The upstart anti-austerity Syriza party didn’t just win this past week’s elections in Greece—it won big, coming just short of an absolute majority. Their victory overturned decades of rule by establishment parties of the left and right and provided inspiration to similar political movements across Europe. But instead of being a surprise, the question many ask is why did it take so long?
Syriza’s victory follows five years of punishing austerity implemented by the established parties and the so-called Troika following a “debt crisis”. But instead of improving Greece’s fiscal situation and economy, the deep spending cuts, privatization, wage suppression and other austerity measures made it much worse. The economy shrank by 30%, the unemployment rate tripled to over 25% (with youth jobless over 50%) and millions were forced into poverty. Despite cutting public spending by more than a fifth, Greece’s debt situation got worse, not better, with its debt/GDP ratio rising by almost 40 percent to 175% of the country’s GDP.
There should be no mincing words: people in Greece and other European countries were forced into economic depression and condemned to unnecessary misery by wrong-headed economic policies. Syriza aims to turn those around by increasing minimum wages, creating jobs, restoring collective bargaining and public services, reforming taxes, reducing the power of the oligarchy, reforming public administration and renegotiating the country’s debts. While some argue they will need to moderate their demands, others such as Nobel economist Paul Krugman say “they’re not radical enough.”
While most reasonable economists—including international organizations such as the IMF, OECD, World Bank, ILO and others—agree austerity has failed and that stronger wage growth and greater equality is needed to improve the economy, we remain saddled with politicians who persist with zombie economic policies. Policies of cutting spending, suppressing wages and relying on ultra-low interest rates to stimulate the economy have resulted in a seven-year slump while also further inflating asset prices, which will make the inevitable bust even worse.

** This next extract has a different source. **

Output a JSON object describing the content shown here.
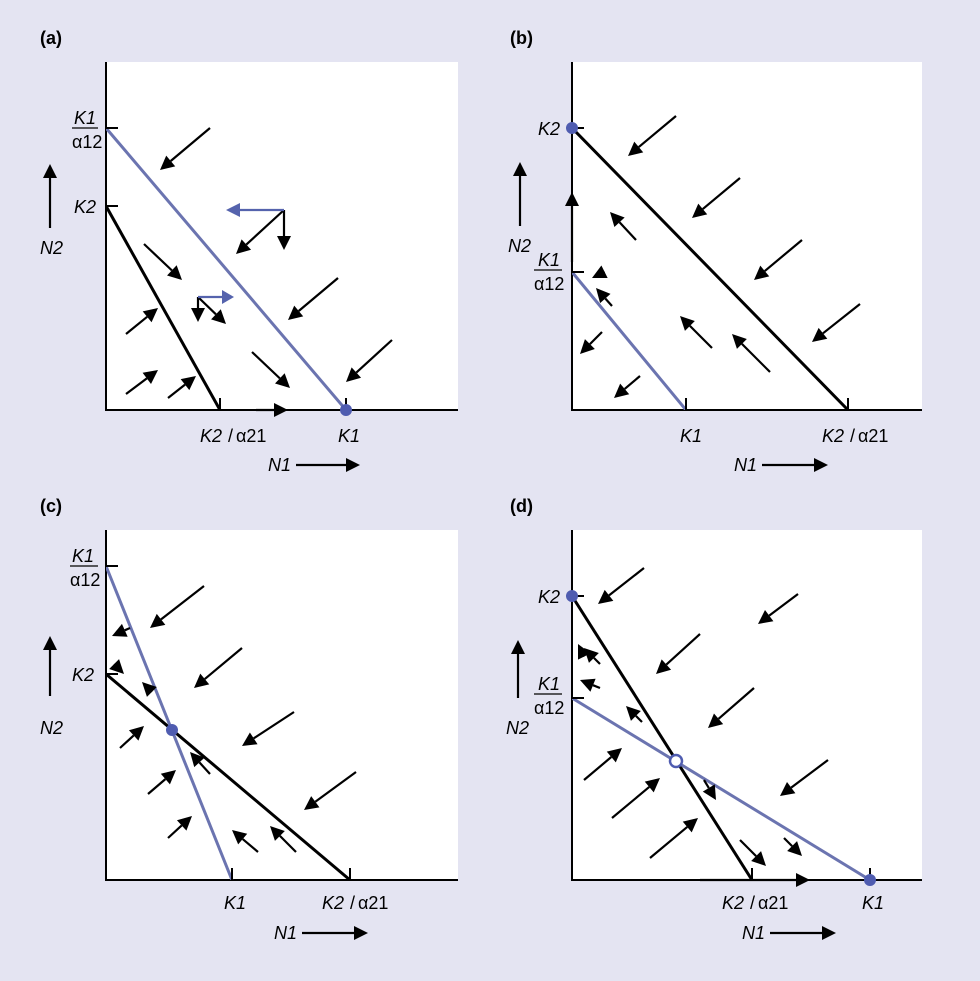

Doug Porter, chief economist of BMO had to resort to irony and sarcasm in his attempt to rationalize the Bank of Canada’s recent interest rate cut. Meanwhile, billionaire investor and economic thinker George Soros told the World Economic Forum that current policies reinforce inequality because “excessive reliance on monetary policy tends to enrich the owners of property and at the same time will not relieve the downward pressure on wages.” Instead he says nations need to tax and spend more to get our economies to grow stronger.

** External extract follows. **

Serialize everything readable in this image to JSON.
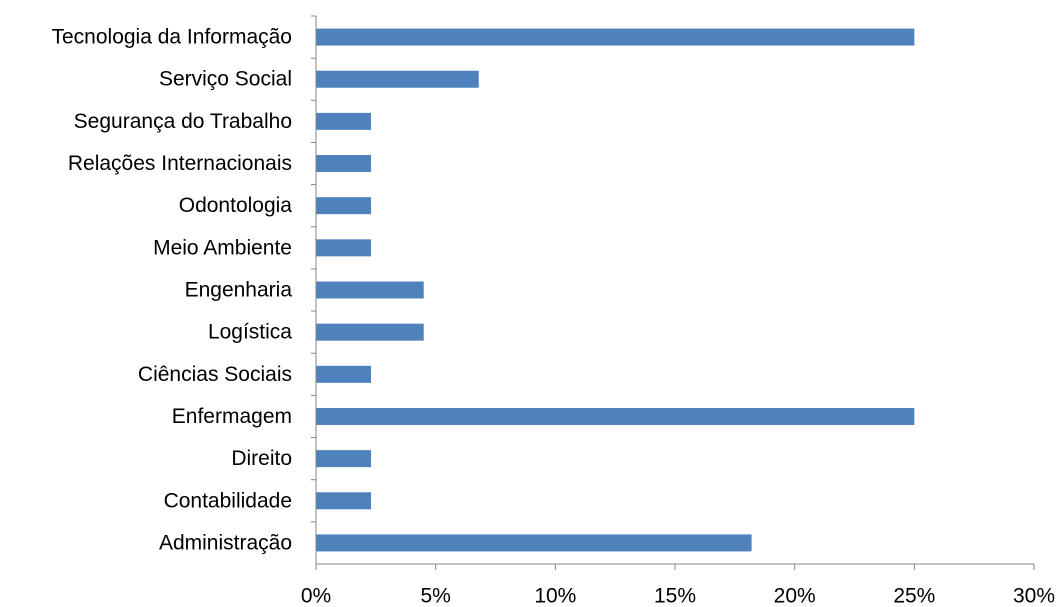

Bottom line: As another Nobel economist Joseph Stiglitz writes, “The big problem facing the world in 2015 is not economic. We know how to escape our current malaise. The problem is our stupid politics.”
- More of the same. In an election-style speech, Prime Minister Harper touted his policies of free trade, getting tough on crime and plans to balance the budget this year. Meanwhile economist Chris Ragan writes “if the government really cares about the economy, it will avoid any spending cuts, delay its target for budget balances and maybe even announce some modest spending increases.”
- Oil spillovers. Ottawa’s Parliamentary Budget Officer calculates if oil prices remain at $48/ barrel, it will reduce the federal government’s surplus by approximately $5 billion annually. It would also reduce the balance of other governments in Canada by about $4 billion but while some would lose, others would gain. And the TD Bank says oil prices should remain relatively low for longer
- The last will be the first and the first last. With the drop in oil prices, TD Economics cut its forecast for Canadian economic growth to 2% this year but boosted its forecast for S. growth to 3.2%. At the provincial level, while Alberta and Newfoundland go from boom to bust, Ontario and BC are now expected to lead the country in economic and employment growth this year and next, both growing faster than previously expected.
- Inflation dips. Although lower energy prices knocked national consumer price inflation down to 1.5% in December, it averaged 2.0% for 2014 overall. BMO and TD banks now forecast inflation will average less than 1.0% in 2015, but rise slightly above 2% in 2016.
- Real wages down in BC and Ontario. Workers in Ontario and British Columbia saw their median average wages decline in real dollar terms from 2006 to 2012, including by as much as -13.6% in Windsor, -2.8% in Toronto and -3% in Vancouver, analysis by Broadbent Institute Wages for workers in Saskatchewan and Newfoundland and Labrador increased the most during this period.
- The cost of unpaid care provided by Canadian workers for family (not including parenting) and friends with long-term health conditions adds up to $1.3 billion and over 100 million hours per year for employers, according to the Conference Board and a new report by a federal employers’ panel and a Conference Board report, Making the Business Case for Investments in Workplace Health and Wellness. With a shortage of other supports, including long-term care, more than a third of employees have to juggle work and family responsibilities and take unpaid time off to care for loved ones.
- Baby blue T-Bird for $60K? Just as the Alberta government prepared plans to restrain spending and travel, Premier Jim Prentice flew to Arizona to buy a ‘56 white and baby blue Thunderbird in a classic car auction for $60,000, well above Albertan’s average income. While it was on his own coin and he plans to give it to his grandson and it may look real nice….it don’t look too good for the Premier One-Percenter to drop so much on expensive hobbies while telling the rest of the province to restrain themselves.